Field	Default	Value Here	Description
`agentic_parsing`	`False`	`True`	Activates Stage 7b (`AgenticParseTemplate`) instead of the classical Stage 7a (`ParseTemplate`).
`agentic_judge_context`	`"workspace_only"`	`"workspace_only"`	The investigation agent receives only the question and workspace path, not the answering agent's trace. This forces independent verification.
`agentic_parsing_max_turns`	`15`	`50`	The investigation agent may need many turns to read files and re-run scripts left by the answering agent.
`agentic_parsing_timeout`	`120.0`	`300`	Seconds. Matches the answering agent timeout for consistency.

Workspace¶

Field	Default	Value Here	Description
`workspace_copy`	`True`	`True`	Copies `workspace/` to `workspace_run_{timestamp}/` before execution, protecting the original data for re-runs.
`workspace_cleanup`	`True`	`False`	Keeps the working copy after the run so you can inspect the agent's generated files.

The parsing model must also use an interface that supports AgentPort (required by agentic_parsing=True). The claude_agent_sdk interface satisfies this.

Step 5: Run Verification¶

In [5]:

Copied!





results = benchmark.run_verification(config=config, run_name="agentic_eval")
result = results.results[0]

# Inspect results
print(f"Completed: {result.metadata.completed_without_errors}")
print(f"Verify: {result.template.verify_result}")
print(f"Agentic: {result.template.agentic_parsing_performed}")

if result.template.parsed_llm_response:
    for field, value in result.template.parsed_llm_response.items():
        print(f"  {field}: {value}")
results = benchmark.run_verification(config=config, run_name="agentic_eval")
result = results.results[0]

# Inspect results
print(f"Completed: {result.metadata.completed_without_errors}")
print(f"Verify: {result.template.verify_result}")
print(f"Agentic: {result.template.agentic_parsing_performed}")

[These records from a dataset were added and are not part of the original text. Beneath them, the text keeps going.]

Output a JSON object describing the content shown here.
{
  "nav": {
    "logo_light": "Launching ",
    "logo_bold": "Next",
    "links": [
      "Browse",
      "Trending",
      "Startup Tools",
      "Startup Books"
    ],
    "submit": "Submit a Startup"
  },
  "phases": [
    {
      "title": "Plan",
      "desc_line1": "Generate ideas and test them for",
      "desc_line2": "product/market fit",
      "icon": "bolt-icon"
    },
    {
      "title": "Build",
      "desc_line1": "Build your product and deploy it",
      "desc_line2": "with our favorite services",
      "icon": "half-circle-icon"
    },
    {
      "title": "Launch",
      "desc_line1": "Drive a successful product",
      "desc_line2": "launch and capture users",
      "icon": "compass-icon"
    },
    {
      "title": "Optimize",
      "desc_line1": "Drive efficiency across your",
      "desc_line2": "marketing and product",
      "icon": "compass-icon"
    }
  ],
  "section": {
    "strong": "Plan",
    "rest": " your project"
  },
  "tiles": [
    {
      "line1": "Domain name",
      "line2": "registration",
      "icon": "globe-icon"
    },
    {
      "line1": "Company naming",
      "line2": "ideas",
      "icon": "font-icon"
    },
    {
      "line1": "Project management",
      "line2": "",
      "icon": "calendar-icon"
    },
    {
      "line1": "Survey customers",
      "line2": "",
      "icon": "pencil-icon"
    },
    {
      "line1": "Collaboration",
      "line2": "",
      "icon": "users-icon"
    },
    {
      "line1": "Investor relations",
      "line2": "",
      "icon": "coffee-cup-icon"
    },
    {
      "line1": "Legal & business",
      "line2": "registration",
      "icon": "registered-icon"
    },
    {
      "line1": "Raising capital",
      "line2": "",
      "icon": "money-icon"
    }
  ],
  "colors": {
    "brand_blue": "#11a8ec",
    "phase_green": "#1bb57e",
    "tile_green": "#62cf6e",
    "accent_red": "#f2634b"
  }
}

if result.template.parsed_llm_response:
    for field, value in result.template.parsed_llm_response.items():
        print(f"  {field}: {value}")

Completed: True
Verify: True
Agentic: True
  age_significant: True
  bmi_not_significant: True
  age_predicted_probability_65: 0.3948
  age_model_aic: 104.2

Expected output (values may vary slightly across runs):

Completed: True
Verify: True
Agentic: True
  age_significant: True
  bmi_not_significant: True
  age_predicted_probability_65: 0.3948
  age_model_aic: 104.2

What the Pipeline Executed¶

Four stages do the substantive work in this configuration:

GenerateAnswer (Stage 2): Detects that claude_agent_sdk has agent_tier="deep_agent" and uses AgentPort. Copies workspace/ to workspace_run_{timestamp}/. The agent reads data.xlsx, writes Python scripts, executes them, and produces analysis output.
AgenticParseTemplate (Stage 7b): The investigation agent independently examines the workspace. In workspace_only mode, it receives only the question text and workspace path (not the answering agent's trace). It reads the scripts and output files the answering agent left behind, optionally re-runs them to confirm their output, and reports structured findings. The judge does not re-implement the task from scratch. A separate extraction parser then converts these findings into the LogisticRegressionAnswer schema.
VerifyTemplate (Stage 8): Runs BooleanMatch and NumericTolerance primitives against the ground truth values declared in each VerifiedField.
FinalizeResult (Stage 13): Stores the investigation trace in the result. Because workspace_cleanup=False, the working directory is preserved.

For full details on stage ordering, context modes, and the two-step investigation/extraction architecture, see Agentic Evaluation (Advanced).

Step 6: Save Results¶

In [6]:

Copied!





import time

output_dir = EXPERIMENT_DIR / "outputs" / time.strftime("%Y%m%dT%H%M%S")
output_dir.mkdir(parents=True, exist_ok=True)

# Save full result
(output_dir / "result.json").write_text(result.model_dump_json(indent=2))

# Save benchmark checkpoint
benchmark.save(output_dir / "benchmark.jsonld")

# Save traces for review
if result.template.raw_llm_response:
    (output_dir / "answering_trace.txt").write_text(result.template.raw_llm_response)
if result.template.investigation_trace:
    (output_dir / "investigation_trace.txt").write_text(result.template.investigation_trace)
import time

output_dir = EXPERIMENT_DIR / "outputs" / time.strftime("%Y%m%dT%H%M%S")
output_dir.mkdir(parents=True, exist_ok=True)

# Save full result
(output_dir / "result.json").write_text(result.model_dump_json(indent=2))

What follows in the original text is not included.